Menegatti Olimpia (1902 – 1983)

Olimpia Menegatti

OLIMPIA MENEGATTI

Olimpia MenegattiOlimpia Menegatti nacque a Vicenza il 20 febbraio 1901 “nel mezzo di sei fratelli” in una famiglia in cui sentimenti religiosi e politici erano già fede e bandiera. Visse la maggior parte della sua vita in Contrà dei Roda.

Nel 1922 sposò Antonio Piancastelli (prematuramente scomparso nel 1933), da cui ebbe una figlia, Ines (che diventerà maestra e morirà di malattia a 24 anni nel 1946).

Assunta al Cotorossi a 17 anni (nel 1918), nel 1919 entrò nella Commissione Interna ed esercitò subito con tempra di leader un forte ascendente sulle operaie.

Sfuggì alle persecuzioni fasciste nel 1921 e all’olio di ricino somministrato ai membri della Commissione interna scappando sui tetti. Nel 1929 alla testa di trecento donne del Cotorossi guidò il primo sciopero vicentino dell’era fascista

Quando la patria chiese l’oro delle fedi matrimoniali, Olimpia organizzò la consegna di finte fedi – le “vere matte” – solo bagnate d’oro.

Iniziò a collaborare con la Resistenza in città fin dell’8 settembre ’43, collaborando con Antonio Morbin per fornire false carte d’identità e le carte annonarie da falsificare mentre il fratello di Olimpia – Nicola – dall’ufficio collocamento fornisce i permessi TOD per circolare anche con il coprifuoco.

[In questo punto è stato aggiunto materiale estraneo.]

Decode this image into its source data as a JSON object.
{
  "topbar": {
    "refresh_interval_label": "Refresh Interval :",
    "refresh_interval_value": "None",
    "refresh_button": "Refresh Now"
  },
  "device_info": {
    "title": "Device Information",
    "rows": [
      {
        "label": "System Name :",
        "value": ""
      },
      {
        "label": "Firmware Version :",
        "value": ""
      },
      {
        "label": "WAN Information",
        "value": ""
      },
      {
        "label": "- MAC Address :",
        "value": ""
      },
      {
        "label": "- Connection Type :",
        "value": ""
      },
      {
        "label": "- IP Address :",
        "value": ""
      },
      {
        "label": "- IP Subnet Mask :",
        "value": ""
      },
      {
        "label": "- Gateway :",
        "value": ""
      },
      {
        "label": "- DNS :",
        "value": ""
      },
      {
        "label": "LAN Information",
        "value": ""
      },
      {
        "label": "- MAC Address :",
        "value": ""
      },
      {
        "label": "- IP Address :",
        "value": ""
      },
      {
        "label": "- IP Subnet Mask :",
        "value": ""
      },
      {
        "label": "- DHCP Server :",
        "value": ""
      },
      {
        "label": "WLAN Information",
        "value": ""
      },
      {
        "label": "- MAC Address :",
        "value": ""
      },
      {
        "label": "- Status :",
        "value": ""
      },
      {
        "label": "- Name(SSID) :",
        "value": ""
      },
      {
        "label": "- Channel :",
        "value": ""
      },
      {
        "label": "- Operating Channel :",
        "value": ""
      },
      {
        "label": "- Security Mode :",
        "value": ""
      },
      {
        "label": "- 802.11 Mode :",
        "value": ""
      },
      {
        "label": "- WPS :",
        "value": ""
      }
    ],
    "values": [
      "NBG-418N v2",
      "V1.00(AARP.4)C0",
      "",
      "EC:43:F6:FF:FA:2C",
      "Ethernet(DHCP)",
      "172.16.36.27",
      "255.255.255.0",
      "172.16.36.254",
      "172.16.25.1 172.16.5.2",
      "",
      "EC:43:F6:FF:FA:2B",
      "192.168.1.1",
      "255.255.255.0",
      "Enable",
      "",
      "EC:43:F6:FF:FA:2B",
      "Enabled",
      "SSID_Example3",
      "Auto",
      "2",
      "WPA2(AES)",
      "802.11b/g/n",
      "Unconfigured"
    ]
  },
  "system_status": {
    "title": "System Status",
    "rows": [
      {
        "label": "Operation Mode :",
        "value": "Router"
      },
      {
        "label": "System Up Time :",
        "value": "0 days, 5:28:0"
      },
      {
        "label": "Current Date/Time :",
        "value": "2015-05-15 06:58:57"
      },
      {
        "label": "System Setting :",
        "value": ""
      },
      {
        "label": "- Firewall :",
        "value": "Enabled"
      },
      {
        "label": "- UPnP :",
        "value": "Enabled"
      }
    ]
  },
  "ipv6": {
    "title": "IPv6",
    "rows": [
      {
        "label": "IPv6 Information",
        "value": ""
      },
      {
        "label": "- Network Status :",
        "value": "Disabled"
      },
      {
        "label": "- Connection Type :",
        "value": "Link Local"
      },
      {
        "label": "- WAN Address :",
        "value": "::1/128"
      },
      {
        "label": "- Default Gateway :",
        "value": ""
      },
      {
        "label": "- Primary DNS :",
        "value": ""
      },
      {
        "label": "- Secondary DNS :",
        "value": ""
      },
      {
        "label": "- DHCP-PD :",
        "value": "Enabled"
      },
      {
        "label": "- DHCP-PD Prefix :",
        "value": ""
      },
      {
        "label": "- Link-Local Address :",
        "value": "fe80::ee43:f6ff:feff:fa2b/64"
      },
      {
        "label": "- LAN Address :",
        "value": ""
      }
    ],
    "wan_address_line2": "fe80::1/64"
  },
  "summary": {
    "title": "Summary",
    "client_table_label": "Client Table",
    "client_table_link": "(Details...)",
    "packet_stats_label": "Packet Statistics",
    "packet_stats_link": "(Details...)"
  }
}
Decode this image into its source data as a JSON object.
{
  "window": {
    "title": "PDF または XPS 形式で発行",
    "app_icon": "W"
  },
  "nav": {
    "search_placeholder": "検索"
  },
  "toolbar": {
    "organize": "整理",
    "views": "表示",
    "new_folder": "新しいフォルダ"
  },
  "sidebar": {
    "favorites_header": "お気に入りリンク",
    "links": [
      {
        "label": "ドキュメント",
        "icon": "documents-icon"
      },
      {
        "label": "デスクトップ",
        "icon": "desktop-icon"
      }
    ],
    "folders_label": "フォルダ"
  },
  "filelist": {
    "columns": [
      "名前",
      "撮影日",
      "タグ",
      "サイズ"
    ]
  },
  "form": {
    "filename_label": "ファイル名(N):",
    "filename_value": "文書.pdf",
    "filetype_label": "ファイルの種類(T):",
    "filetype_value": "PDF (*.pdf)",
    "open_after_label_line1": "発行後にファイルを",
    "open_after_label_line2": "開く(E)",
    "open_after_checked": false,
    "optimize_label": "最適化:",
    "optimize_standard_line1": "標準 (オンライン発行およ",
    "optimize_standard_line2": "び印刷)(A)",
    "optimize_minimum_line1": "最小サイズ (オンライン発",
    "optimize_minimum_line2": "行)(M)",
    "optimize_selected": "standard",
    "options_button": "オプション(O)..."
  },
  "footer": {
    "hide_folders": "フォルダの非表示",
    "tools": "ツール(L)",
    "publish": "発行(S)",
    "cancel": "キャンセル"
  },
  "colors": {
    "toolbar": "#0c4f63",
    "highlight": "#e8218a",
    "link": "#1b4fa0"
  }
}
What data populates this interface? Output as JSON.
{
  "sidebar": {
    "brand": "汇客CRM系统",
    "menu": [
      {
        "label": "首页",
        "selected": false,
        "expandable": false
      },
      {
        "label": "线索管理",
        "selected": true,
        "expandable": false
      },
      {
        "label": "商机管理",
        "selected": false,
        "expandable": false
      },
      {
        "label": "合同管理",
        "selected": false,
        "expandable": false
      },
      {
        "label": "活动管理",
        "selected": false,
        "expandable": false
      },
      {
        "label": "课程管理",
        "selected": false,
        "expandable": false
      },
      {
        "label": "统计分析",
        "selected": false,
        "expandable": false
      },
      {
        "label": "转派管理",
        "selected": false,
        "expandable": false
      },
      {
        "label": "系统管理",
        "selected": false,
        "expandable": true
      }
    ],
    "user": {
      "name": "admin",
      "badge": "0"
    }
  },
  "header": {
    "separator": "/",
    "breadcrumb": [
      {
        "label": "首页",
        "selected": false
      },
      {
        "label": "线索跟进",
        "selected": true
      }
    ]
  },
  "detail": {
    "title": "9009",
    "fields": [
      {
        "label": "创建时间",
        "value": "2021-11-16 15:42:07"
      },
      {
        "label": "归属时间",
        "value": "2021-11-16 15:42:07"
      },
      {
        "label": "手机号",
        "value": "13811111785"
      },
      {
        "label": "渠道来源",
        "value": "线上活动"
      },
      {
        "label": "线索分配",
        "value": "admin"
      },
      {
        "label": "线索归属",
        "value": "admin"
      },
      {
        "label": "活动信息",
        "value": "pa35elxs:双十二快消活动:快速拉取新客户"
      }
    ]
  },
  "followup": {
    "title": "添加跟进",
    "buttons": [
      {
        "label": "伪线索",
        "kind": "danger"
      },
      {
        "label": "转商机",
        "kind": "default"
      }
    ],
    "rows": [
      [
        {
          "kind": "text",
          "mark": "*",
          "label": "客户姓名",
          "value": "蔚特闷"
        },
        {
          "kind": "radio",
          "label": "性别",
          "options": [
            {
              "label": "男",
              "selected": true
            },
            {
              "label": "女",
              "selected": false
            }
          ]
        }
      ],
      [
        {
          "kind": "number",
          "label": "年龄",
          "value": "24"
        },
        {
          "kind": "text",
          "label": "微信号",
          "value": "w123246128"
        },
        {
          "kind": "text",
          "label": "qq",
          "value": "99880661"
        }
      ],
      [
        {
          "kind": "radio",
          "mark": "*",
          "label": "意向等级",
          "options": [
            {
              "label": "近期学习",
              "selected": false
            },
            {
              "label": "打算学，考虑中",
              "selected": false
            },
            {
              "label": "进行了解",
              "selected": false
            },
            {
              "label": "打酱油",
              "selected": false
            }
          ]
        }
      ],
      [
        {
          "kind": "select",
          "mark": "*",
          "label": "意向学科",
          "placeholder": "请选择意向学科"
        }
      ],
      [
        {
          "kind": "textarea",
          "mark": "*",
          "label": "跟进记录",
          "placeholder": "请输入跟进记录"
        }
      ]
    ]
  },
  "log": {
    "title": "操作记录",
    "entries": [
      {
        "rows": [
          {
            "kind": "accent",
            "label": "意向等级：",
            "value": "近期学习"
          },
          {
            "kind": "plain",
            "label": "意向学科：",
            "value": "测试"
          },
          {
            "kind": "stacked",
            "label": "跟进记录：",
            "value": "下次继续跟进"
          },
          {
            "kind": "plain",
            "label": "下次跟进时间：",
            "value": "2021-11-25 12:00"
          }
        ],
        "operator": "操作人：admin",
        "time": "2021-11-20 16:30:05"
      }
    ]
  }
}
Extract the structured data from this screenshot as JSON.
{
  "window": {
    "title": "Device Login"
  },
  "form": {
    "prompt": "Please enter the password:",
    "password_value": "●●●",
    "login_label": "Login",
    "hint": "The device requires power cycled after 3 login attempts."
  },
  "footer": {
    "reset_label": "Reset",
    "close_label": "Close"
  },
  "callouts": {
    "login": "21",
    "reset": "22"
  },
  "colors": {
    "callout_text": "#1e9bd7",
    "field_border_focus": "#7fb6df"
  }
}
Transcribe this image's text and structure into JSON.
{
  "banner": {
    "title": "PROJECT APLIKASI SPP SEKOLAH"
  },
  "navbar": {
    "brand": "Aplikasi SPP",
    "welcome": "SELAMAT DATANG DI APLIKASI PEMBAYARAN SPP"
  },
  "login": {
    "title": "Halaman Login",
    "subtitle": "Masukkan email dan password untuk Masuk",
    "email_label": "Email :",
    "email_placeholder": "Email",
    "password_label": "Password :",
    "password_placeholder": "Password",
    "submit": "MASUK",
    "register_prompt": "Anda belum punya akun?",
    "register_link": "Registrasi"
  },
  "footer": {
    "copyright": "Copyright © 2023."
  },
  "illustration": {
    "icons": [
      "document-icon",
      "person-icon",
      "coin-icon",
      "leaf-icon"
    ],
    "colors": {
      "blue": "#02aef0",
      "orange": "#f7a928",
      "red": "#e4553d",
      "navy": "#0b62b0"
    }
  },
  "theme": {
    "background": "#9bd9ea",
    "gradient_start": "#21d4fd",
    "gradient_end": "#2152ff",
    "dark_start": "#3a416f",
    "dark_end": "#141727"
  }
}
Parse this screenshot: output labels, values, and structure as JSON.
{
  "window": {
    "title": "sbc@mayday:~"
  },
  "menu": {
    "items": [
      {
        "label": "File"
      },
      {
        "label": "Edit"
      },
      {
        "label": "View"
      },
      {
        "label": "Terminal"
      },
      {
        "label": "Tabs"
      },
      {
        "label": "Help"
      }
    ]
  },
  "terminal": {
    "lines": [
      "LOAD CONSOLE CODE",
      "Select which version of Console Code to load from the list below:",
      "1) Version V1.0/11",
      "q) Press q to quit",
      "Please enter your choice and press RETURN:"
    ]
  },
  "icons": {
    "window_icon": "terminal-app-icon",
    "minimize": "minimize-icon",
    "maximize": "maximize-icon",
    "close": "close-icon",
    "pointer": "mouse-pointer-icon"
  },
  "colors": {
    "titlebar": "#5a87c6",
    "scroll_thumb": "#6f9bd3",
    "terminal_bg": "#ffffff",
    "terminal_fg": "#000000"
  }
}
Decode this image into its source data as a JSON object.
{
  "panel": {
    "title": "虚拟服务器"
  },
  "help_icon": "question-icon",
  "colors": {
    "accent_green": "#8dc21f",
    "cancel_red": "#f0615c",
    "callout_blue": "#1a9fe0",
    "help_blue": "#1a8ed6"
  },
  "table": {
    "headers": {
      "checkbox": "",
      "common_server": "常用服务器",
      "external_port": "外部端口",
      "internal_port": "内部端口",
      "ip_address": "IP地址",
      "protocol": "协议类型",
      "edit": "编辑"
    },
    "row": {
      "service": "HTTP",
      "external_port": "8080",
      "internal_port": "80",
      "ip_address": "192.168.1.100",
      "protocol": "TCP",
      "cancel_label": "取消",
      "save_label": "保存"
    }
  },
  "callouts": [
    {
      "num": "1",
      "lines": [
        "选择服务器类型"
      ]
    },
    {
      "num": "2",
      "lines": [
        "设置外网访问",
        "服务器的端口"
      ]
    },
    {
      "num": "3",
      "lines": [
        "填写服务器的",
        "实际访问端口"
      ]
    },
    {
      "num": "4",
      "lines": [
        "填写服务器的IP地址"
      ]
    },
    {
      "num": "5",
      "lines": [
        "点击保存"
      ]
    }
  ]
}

“Casa Menegatti” è la “casa del popolo” clandestina: punto di riferimento importantissimo e imprescindibile per il PCI e per l’intera Resistenza vicentina, “luogo di riunione, assistenza e di recapito delle staffette”.

In seguito ad una delazione venne arrestata il 20 dicembre 1944 dal ten. Salmi dell’U.P.I. della GNR e fu atrocemente torturata con scariche elettriche dalla Banda Carità in via Fratelli Albanese per 10 ore.

Sonia Residori in “Quaderni Istrevi 1/2006” riporta questa testimonianza di  “mamma” Olimpia:

«Non mi si dette neppure il tempo di parlare che mi si applicarono ai pollici delle mani i fili della macchina a 230 w e continuarono a torturarmi per più di un’ora, senza poter dire nulla, sia perché non sapevo niente di quello che mi chiedevano sia perché le scosse erano così forti che impedivano di parlare. Vista l’inutilità di ciò, mi fecero spogliare, mi applicarono i fili sulla scapola destra, senza tener conto né della mia età, né del disturbo al cuore che avevo accusato. Poiché io non potevo certo dire delle cose che non sapevo, mi tagliarono i capelli e mi sputarono in faccia continuando a insultarmi e a dirmi parolaccie. Infine mi legarono i fili delle scosse agli alluci, e facendomi stare ritta in piedi mi facevano le scosse, in modo che io continuavo a cadere e a battere il capo in terra. Come chiusura dell’interrogatorio mi diedero un fortissimo ceffone in viso. Trasportata a S. Michele vi giunsi stremata e quasi svenuta, tanto che al corpo di guardia mi misero su di una branda dove rimasi due ore, fino a che ebbi la forza di fare le scale».

Olimpia Menegatti Foglio matricolare

Resistette alle torture senza fare i nomi di alcuno. Ne esce con la “schedina rosa” dei forni crematori in lista per la deportazione.

Si salva il 25 aprile 1945 quando fu la prima ad essere liberata dal carcere di San Biagio.

Fu insignita del titolo di Cavaliere della Repubblica per meriti partigiani.

Il suo foglio matricolare dichiara la sua qualità di Partigiano combattente ferito, appartenente alla Brigata Argiuna.

“Schietta e popolare figura della Resistenza vicentina”, è stata una partigiana determinata, coerente, assertiva, operativa, coraggiosa. La violenza da lei subita può essere considerata nucleo costituente di uno Stato alternativo alla dittatura fascista e fondativo della democrazia repubblicana.

Bibliografia:

  1. E’ morta ‘Mamma Olimpia, una eroina della Resistenza”, Il Giornale di Vicenza del 23 giugno
    1983
  2. “Donne violente e donne lacerate. L’identità femminile durante il secondo conflitto mondiale” di Sonia Residori, Quaderni ISTREVI n° 1/2006
  3. “Il pesciolino rosso. I comunisti a Vicenza (1942-1990)” di Giuseppe Pupillo, Vicenza, Ergon 2001
  4. “Contributo per una storia della resistenza nella provincia di Vicenza” di Giordano Campagnolo, Luigi Cerchio, Antonio Emilio Lievore, Vicenza, 1976.